Previous mouse models utilizing infectious or noninfectious triggers of inflammation have produced only mild and variable anemia.11 What is particularly appealing about the killed B abortus model of anemia of inflammation is that the hemoglobin level in the treated mice consistently decreased by 50% 14 days after a single intraperitoneal injection. Furthermore, erythropoiesis gradually recovered following the injection, just as human patients may recover from the insult of a critical illness, such as sepsis. The ease and consistency of the killed B abortus model facilitated an in-depth evaluation of the hematologic effects of inflammation over time and in multiple mouse strains. Both studies found evidence of several features of the anemia of critical illness including an increase in hepcidin expression and serum iron levels 6 hours following the inflammatory injection. Both studies implicated hepcidin as the mediator of the hypoferremia and anemia, as injection of the killed B abortus bacteria in Hepcidin-knockout mice produced a blunted effect. Gardenghi et al further evaluated the effects in IL-6–knockout mice and found that IL-6 deficiency protected against hypoferremia and anemia. Erythropoietic differences were observed between the hepcidin-knockout and IL-6–knockout mice: hepcidin-deficient animals exhibited increased splenic erythropoiesis immediately following the insult, while IL-6–knockout mice exhibited faster recovery of bone marrow erythropoiesis. One of the interesting findings of both studies, which is not completely understood, is that the erythrocytes exhibited shorter lifespans following injection of killed B abortus. Kim et al observed schistocytes in the peripheral blood of the injected animals and microthrombi in the liver and kidney, consistent with microangiopathic hemolytic anemia, while flow cytometry analysis by Gardenghi et al supports a role for hemophagocytosis. Either of these phenomena could occur in patients with severe inflammation and contribute to the anemia of critical illness.

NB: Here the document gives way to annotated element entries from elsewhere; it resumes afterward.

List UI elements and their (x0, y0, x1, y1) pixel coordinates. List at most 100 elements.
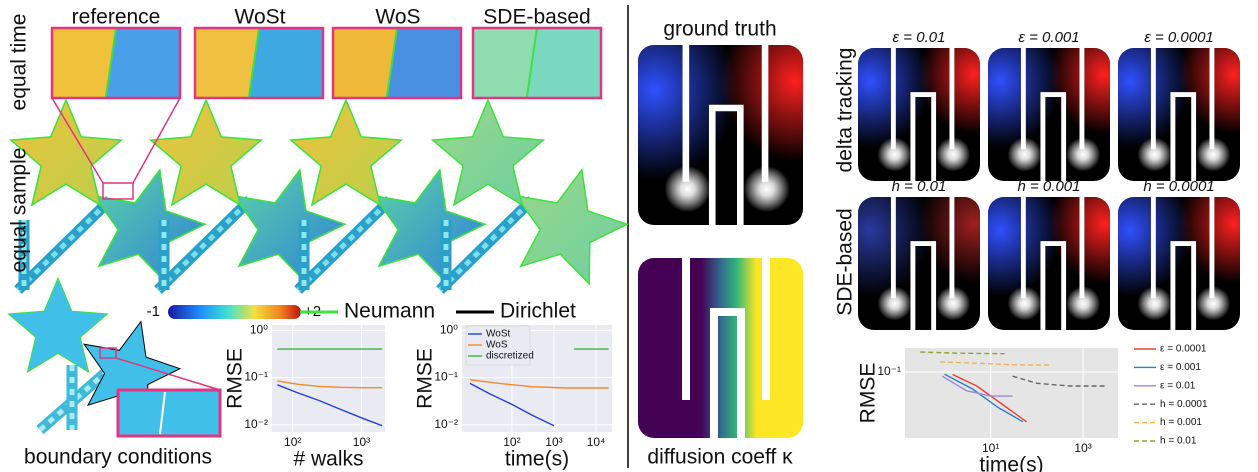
column-label: ε = 0.0001 (1144, 29, 1214, 46)
column-label: h = 0.001 (1018, 178, 1081, 195)
series-line (1012, 375, 1106, 387)
thumbnail (105, 28, 180, 98)
legend-label: discretized (486, 351, 534, 362)
row-label: equal time (8, 14, 31, 111)
x-tick-label: 10² (503, 435, 520, 449)
x-tick-label: 10² (284, 435, 301, 449)
column-label: reference (72, 6, 161, 29)
legend-label: ε = 0.01 (1160, 380, 1196, 391)
light (1196, 286, 1231, 321)
star (288, 98, 404, 207)
series-line (939, 361, 1051, 366)
slit (708, 104, 744, 225)
light (1137, 137, 1172, 172)
legend-label: Neumann (344, 300, 435, 323)
light (1066, 137, 1101, 172)
series-line (944, 373, 1024, 423)
x-tick-label: 10³ (1074, 441, 1091, 455)
y-axis-label: RMSE (414, 348, 437, 409)
x-tick-label: 10³ (353, 435, 370, 449)
legend-label: WoSt (486, 329, 510, 340)
light (1007, 137, 1042, 172)
x-axis-label: time(s) (505, 448, 569, 471)
rod (438, 198, 534, 292)
star (8, 98, 124, 207)
light (1196, 137, 1231, 172)
illustrations (7, 26, 1240, 438)
caption: boundary conditions (24, 446, 212, 469)
x-axis-label: time(s) (979, 454, 1043, 472)
series-line (277, 384, 383, 427)
light (1066, 286, 1101, 321)
image-label: diffusion coeff κ (647, 446, 793, 469)
column-label: WoS (375, 6, 420, 29)
light (1137, 286, 1172, 321)
star (514, 168, 629, 286)
zoom-box (99, 347, 117, 359)
x-tick-label: 10⁴ (587, 435, 606, 449)
column-label: SDE-based (483, 6, 590, 29)
slit (910, 241, 937, 330)
series-line (469, 382, 555, 427)
legend-label: h = 0.0001 (1160, 399, 1208, 410)
y-axis-label: RMSE (857, 363, 880, 424)
light (936, 286, 971, 321)
column-label: h = 0.01 (892, 178, 947, 195)
kappa (638, 258, 803, 438)
column-label: h = 0.0001 (1143, 178, 1214, 195)
zoom-line (51, 97, 104, 184)
light (664, 165, 711, 213)
column-label: ε = 0.001 (1018, 29, 1079, 46)
thumbnail-frame (471, 26, 603, 100)
rod (296, 198, 392, 292)
light (877, 137, 912, 172)
star (430, 98, 546, 207)
star (7, 276, 109, 374)
legend-label: ε = 0.001 (1160, 362, 1201, 373)
x-axis-label: # walks (293, 448, 363, 471)
slit (910, 92, 937, 181)
y-tick-label: 10⁰ (440, 323, 458, 337)
light (877, 286, 912, 321)
column-label: WoSt (235, 6, 286, 29)
y-axis-label: RMSE (224, 348, 247, 409)
series-line (469, 379, 609, 389)
slit (710, 308, 745, 438)
star (92, 168, 207, 286)
series-line (277, 380, 383, 389)
thumbnail-frame (50, 26, 182, 100)
plots: 10² 10³ 10⁻² 10⁻¹ 10⁰ # walks RMSE 10² 10³ 10⁴ 10⁻… (224, 323, 1208, 472)
light (743, 165, 790, 213)
y-tick-label: 10⁻¹ (877, 364, 901, 378)
column-labels: ε = 0.01 ε = 0.001 ε = 0.0001 h = 0.01 h = 0… (892, 29, 1215, 195)
x-tick-label: 10¹ (982, 441, 999, 455)
neumann-edge (247, 27, 260, 99)
zoom-line (132, 97, 181, 184)
inset (116, 388, 222, 438)
neumann-edge (104, 27, 117, 99)
zoom-line (115, 357, 221, 391)
y-tick-label: 10⁻² (244, 417, 268, 431)
star (372, 168, 487, 286)
image-label: ground truth (663, 18, 776, 41)
inset-edge (159, 391, 166, 435)
neumann-edge (385, 27, 398, 99)
thumbnail (526, 28, 601, 98)
legend-label: h = 0.01 (1160, 436, 1197, 447)
row-label: SDE-based (834, 208, 857, 315)
neumann-edge (525, 27, 538, 99)
slit (1040, 92, 1067, 181)
star (148, 98, 264, 207)
plot-area (272, 325, 385, 432)
row-label: equal sample (8, 148, 31, 273)
legend-label: ε = 0.0001 (1160, 344, 1207, 355)
y-tick-label: 10⁻¹ (434, 370, 458, 384)
slit (1170, 92, 1197, 181)
thumbnail-frame (193, 26, 325, 100)
legend-label: WoS (486, 340, 508, 351)
slit (1170, 241, 1197, 330)
series-line (920, 351, 1005, 355)
thumbnail-frame (331, 26, 463, 100)
colorbar-min: -1 (147, 303, 160, 320)
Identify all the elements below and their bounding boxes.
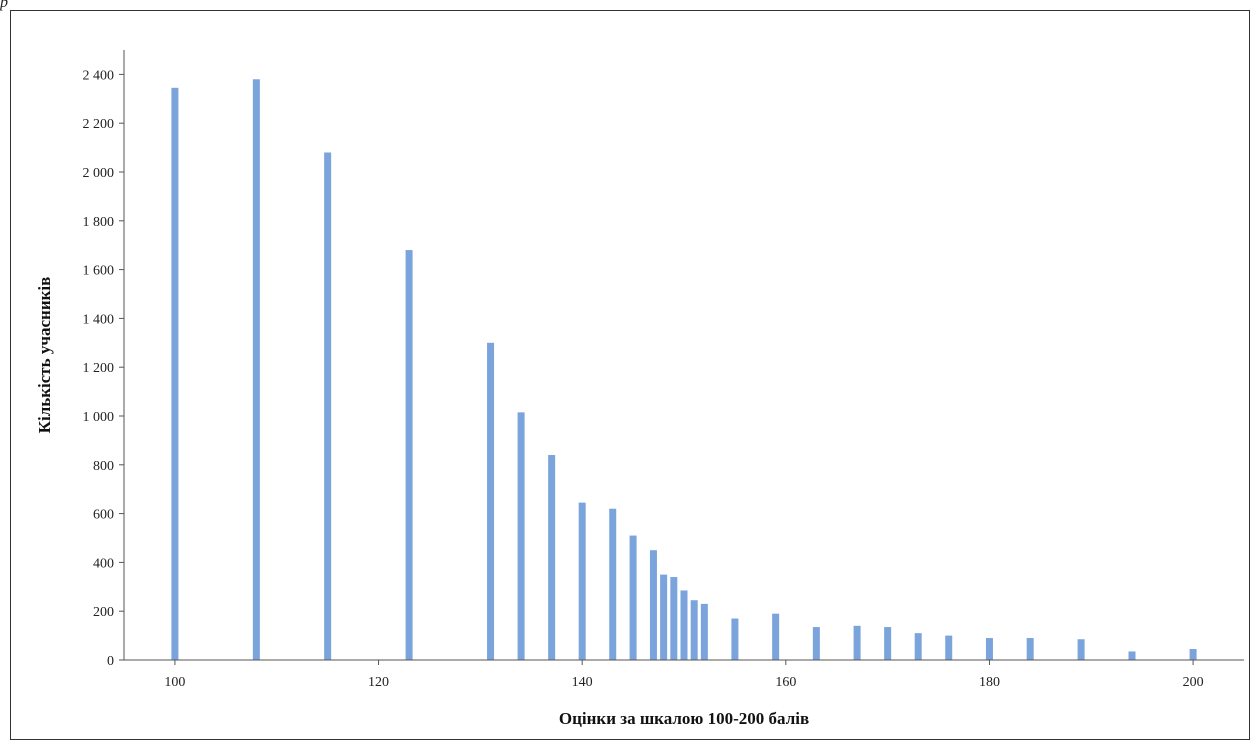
bar-145-9 xyxy=(629,535,637,660)
x-tick-label: 140 xyxy=(572,675,593,690)
x-tick-label: 100 xyxy=(164,675,185,690)
bar-167-19 xyxy=(853,625,861,660)
x-axis: 100 120 140 160 180 200 xyxy=(124,659,1244,690)
y-axis-title: Кількість учасників xyxy=(35,277,54,434)
y-tick-label: 200 xyxy=(93,605,114,620)
bar-180-23 xyxy=(985,638,993,660)
bar-155-16 xyxy=(731,618,739,660)
x-tick-label: 120 xyxy=(368,675,389,690)
bar-176-22 xyxy=(945,635,953,660)
chart-frame xyxy=(10,10,1250,740)
bar-163-18 xyxy=(812,627,820,660)
y-tick-label: 1 800 xyxy=(83,215,115,230)
bar-140-7 xyxy=(578,502,586,660)
y-tick-label: 1 000 xyxy=(83,410,115,425)
bar-148-11 xyxy=(660,574,668,660)
corner-mark: р xyxy=(0,0,8,11)
bars-group xyxy=(171,79,1197,661)
bar-189-25 xyxy=(1077,639,1085,660)
x-tick-label: 180 xyxy=(979,675,1000,690)
y-tick-label: 400 xyxy=(93,556,114,571)
y-tick-label: 2 200 xyxy=(83,117,115,132)
bar-159-17 xyxy=(772,613,780,660)
bar-194-26 xyxy=(1128,651,1136,660)
x-tick-label: 160 xyxy=(775,675,796,690)
bar-152-15 xyxy=(700,603,708,660)
x-tick-label: 200 xyxy=(1183,675,1204,690)
bar-149-12 xyxy=(670,577,678,660)
bar-137-6 xyxy=(548,455,556,660)
y-tick-label: 0 xyxy=(107,654,114,669)
y-tick-label: 2 400 xyxy=(83,68,115,83)
bar-143-8 xyxy=(609,508,617,660)
x-axis-title: Оцінки за шкалою 100-200 балів xyxy=(559,709,809,728)
bar-123-3 xyxy=(405,250,413,660)
bar-173-21 xyxy=(914,633,922,660)
y-tick-label: 1 200 xyxy=(83,361,115,376)
bar-170-20 xyxy=(884,627,892,660)
bar-131-4 xyxy=(487,342,495,660)
y-tick-label: 1 400 xyxy=(83,312,115,327)
bar-150-13 xyxy=(680,590,688,660)
bar-151-14 xyxy=(690,600,698,660)
y-axis: 0 200 400 600 800 1 000 1 200 1 400 1 600 1 800 2 … xyxy=(83,50,125,669)
y-tick-label: 1 600 xyxy=(83,264,115,279)
y-tick-label: 2 000 xyxy=(83,166,115,181)
bar-100-0 xyxy=(171,87,179,660)
bar-108-1 xyxy=(252,79,260,660)
bar-115-2 xyxy=(324,152,332,661)
y-tick-label: 600 xyxy=(93,508,114,523)
bar-184-24 xyxy=(1026,638,1034,660)
y-tick-label: 800 xyxy=(93,459,114,474)
bar-200-27 xyxy=(1189,649,1197,660)
bar-147-10 xyxy=(649,550,657,660)
bar-134-5 xyxy=(517,412,525,660)
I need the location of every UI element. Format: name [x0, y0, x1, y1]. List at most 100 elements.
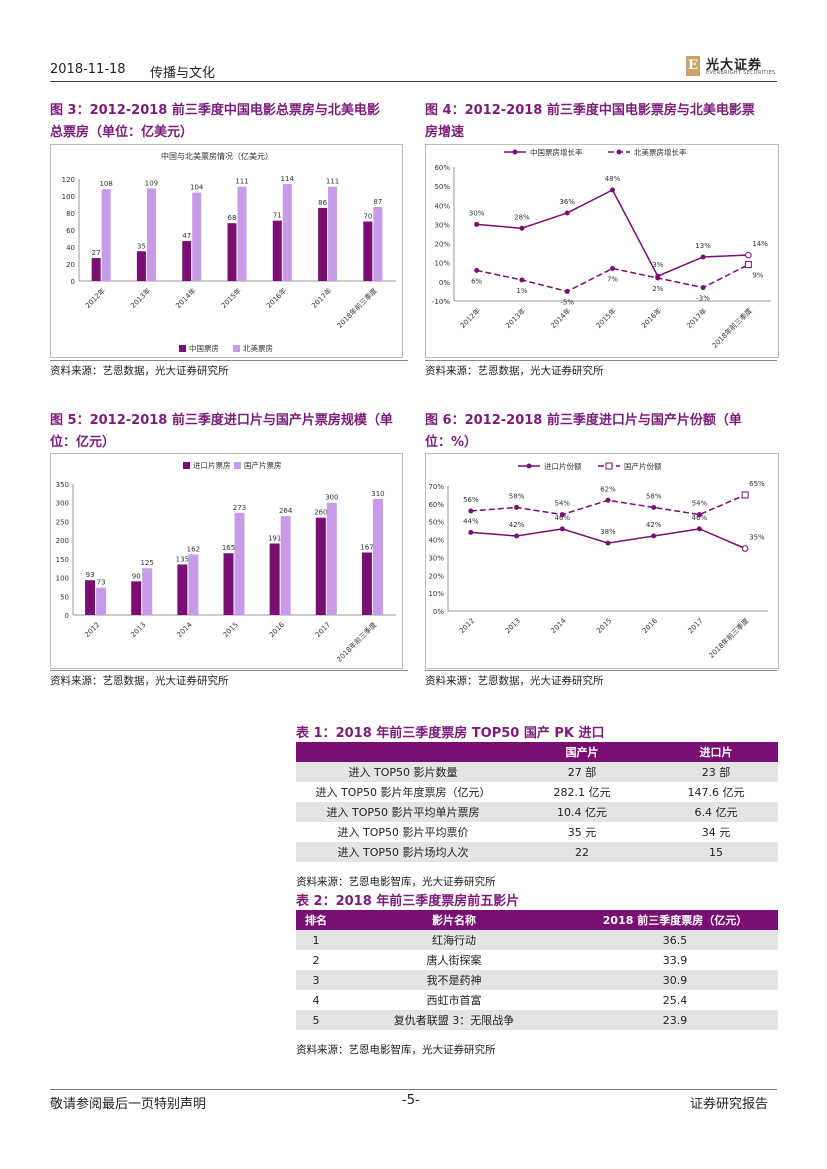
fig3-bar	[91, 258, 101, 281]
fig4-data-label: 14%	[752, 240, 768, 248]
fig6-ytick-label: 0%	[433, 608, 444, 616]
footer-divider	[50, 1089, 777, 1090]
table2-source: 资料来源：艺恩电影智库，光大证券研究所	[296, 1044, 496, 1056]
fig6-data-label: 62%	[600, 485, 616, 493]
fig4-source: 资料来源：艺恩数据，光大证券研究所	[425, 365, 604, 377]
fig3-bar	[363, 221, 373, 281]
fig4-xtick-label: 2014年	[549, 306, 573, 330]
fig3-title-line1: 图 3：2012-2018 前三季度中国电影总票房与北美电影	[50, 103, 380, 118]
fig3-xtick-label: 2018年前三季度	[335, 286, 379, 330]
fig6-xtick-label: 2015	[595, 617, 613, 635]
fig6-point	[741, 491, 749, 499]
fig4-xtick-label: 2017年	[685, 306, 709, 330]
fig6-chart: 0% 10% 20% 30% 40% 50% 60% 70% 44% 42% 46% 38% 42% 46…	[428, 461, 768, 660]
fig3-data-label: 35	[137, 242, 146, 250]
fig4-title-line2: 房增速	[425, 125, 465, 140]
fig4-xtick-label: 2012年	[458, 306, 482, 330]
fig6-point	[468, 529, 474, 535]
table-cell: 进入 TOP50 影片平均票价	[296, 822, 510, 842]
fig3-ytick-label: 40	[66, 244, 75, 252]
fig6-data-label: 65%	[749, 480, 765, 488]
fig6-xtick-label: 2017	[687, 617, 705, 635]
table1-header-row: 国产片 进口片	[296, 742, 778, 762]
fig4-xtick-label: 2018年前三季度	[710, 306, 754, 350]
fig4-point	[610, 265, 615, 271]
fig3-data-label: 114	[281, 175, 295, 183]
fig4-data-label: -5%	[560, 298, 574, 306]
fig6-ytick-label: 20%	[428, 572, 444, 580]
fig5-data-label: 73	[97, 579, 106, 587]
fig3-legend-swatch	[233, 345, 240, 352]
fig4-point	[564, 288, 570, 294]
fig4-point	[744, 261, 752, 269]
fig3-xtick-label: 2015年	[219, 286, 243, 310]
fig5-title: 图 5：2012-2018 前三季度进口片与国产片票房规模（单 位：亿元）	[50, 410, 410, 454]
fig5-source: 资料来源：艺恩数据，光大证券研究所	[50, 675, 229, 687]
table-cell: 25.4	[572, 990, 778, 1010]
fig5-data-label: 165	[222, 544, 235, 552]
fig3-xtick-label: 2013年	[128, 286, 152, 310]
fig5-legend-label: 国产片票房	[244, 460, 282, 470]
fig5-ytick-label: 350	[56, 481, 69, 489]
fig5-legend-swatch	[234, 462, 241, 469]
fig4-data-label: 36%	[559, 198, 575, 206]
fig6-ytick-label: 10%	[428, 590, 444, 598]
fig5-bar	[96, 587, 107, 615]
table-row: 进入 TOP50 影片数量 27 部 23 部	[296, 762, 778, 782]
fig3-xtick-label: 2012年	[83, 286, 107, 310]
fig3-bar	[136, 251, 146, 281]
table-row: 2 唐人街探案 33.9	[296, 950, 778, 970]
fig3-data-label: 104	[190, 184, 204, 192]
report-section: 传播与文化	[150, 66, 216, 81]
fig3-data-label: 111	[235, 178, 248, 186]
fig4-ytick-label: -10%	[432, 298, 450, 306]
fig6-data-label: 42%	[646, 521, 662, 529]
table-cell: 22	[510, 842, 654, 862]
header-divider	[50, 81, 777, 82]
fig3-bar	[272, 220, 282, 281]
fig6-title-line2: 位：%）	[425, 435, 478, 450]
logo-name: 光大证券	[706, 58, 763, 73]
table-row: 1 红海行动 36.5	[296, 930, 778, 950]
fig5-ytick-label: 0	[65, 612, 69, 620]
fig4-point	[564, 210, 570, 216]
table-cell: 23.9	[572, 1010, 778, 1030]
fig6-data-label: 58%	[646, 492, 662, 500]
fig5-bar	[315, 517, 326, 615]
fig5-bar	[269, 543, 280, 615]
table-cell: 复仇者联盟 3：无限战争	[336, 1010, 572, 1030]
fig3-xtick-label: 2014年	[174, 286, 198, 310]
fig4-ytick-label: 20%	[434, 241, 450, 249]
fig5-xtick-label: 2015	[222, 621, 240, 639]
table-cell: 30.9	[572, 970, 778, 990]
fig6-point	[605, 497, 611, 503]
table-cell: 27 部	[510, 762, 654, 782]
fig6-legend-label: 国产片份额	[624, 461, 662, 471]
fig6-data-label: 56%	[463, 496, 479, 504]
fig6-point	[468, 508, 474, 514]
fig5-ytick-label: 250	[56, 518, 69, 526]
fig4-data-label: 30%	[469, 209, 485, 217]
table-cell: 红海行动	[336, 930, 572, 950]
fig3-ytick-label: 0	[71, 278, 75, 286]
fig3-data-label: 68	[228, 214, 237, 222]
table-cell: 6.4 亿元	[654, 802, 778, 822]
fig5-legend-label: 进口片票房	[193, 460, 231, 470]
fig5-source-divider	[50, 670, 408, 671]
fig5-legend-swatch	[183, 462, 190, 469]
table-cell: 1	[296, 930, 336, 950]
fig3-chart-title: 中国与北美票房情况（亿美元）	[161, 151, 273, 161]
fig6-chart-box: 0% 10% 20% 30% 40% 50% 60% 70% 44% 42% 46% 38% 42% 46…	[425, 453, 779, 669]
table1-header-cell: 进口片	[654, 742, 778, 762]
fig4-data-label: 6%	[471, 277, 482, 285]
table-row: 3 我不是药神 30.9	[296, 970, 778, 990]
fig6-data-label: 38%	[600, 528, 616, 536]
fig4-xtick-label: 2013年	[503, 306, 527, 330]
fig5-bar	[361, 552, 372, 615]
table-cell: 唐人街探案	[336, 950, 572, 970]
fig3-bar	[328, 186, 338, 281]
fig4-title: 图 4：2012-2018 前三季度中国电影票房与北美电影票 房增速	[425, 100, 785, 144]
table1-header-cell: 国产片	[510, 742, 654, 762]
fig4-point	[700, 285, 706, 291]
fig5-data-label: 162	[187, 545, 200, 553]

The implication of these studies is that pharmacologic agents that decrease hepcidin expression may prevent the anemia of inflammation; however, it is not known whether this would improve morbidity or mortality in human patients. Arguing for a protective effect of the anemia of inflammation, hepcidin-knockout mice exhibited significantly impaired survival compared with wild-type controls following injection of killed B abortus.1 Nonetheless, these studies improve our understanding of the pathophysiology of anemia in patients with severe inflammation or critical illness and may form the basis for further studies to develop new agents to treat this at-risk population.

Footnotes

  • Conflict-of-interest disclosure: The author declares no competing financial interests.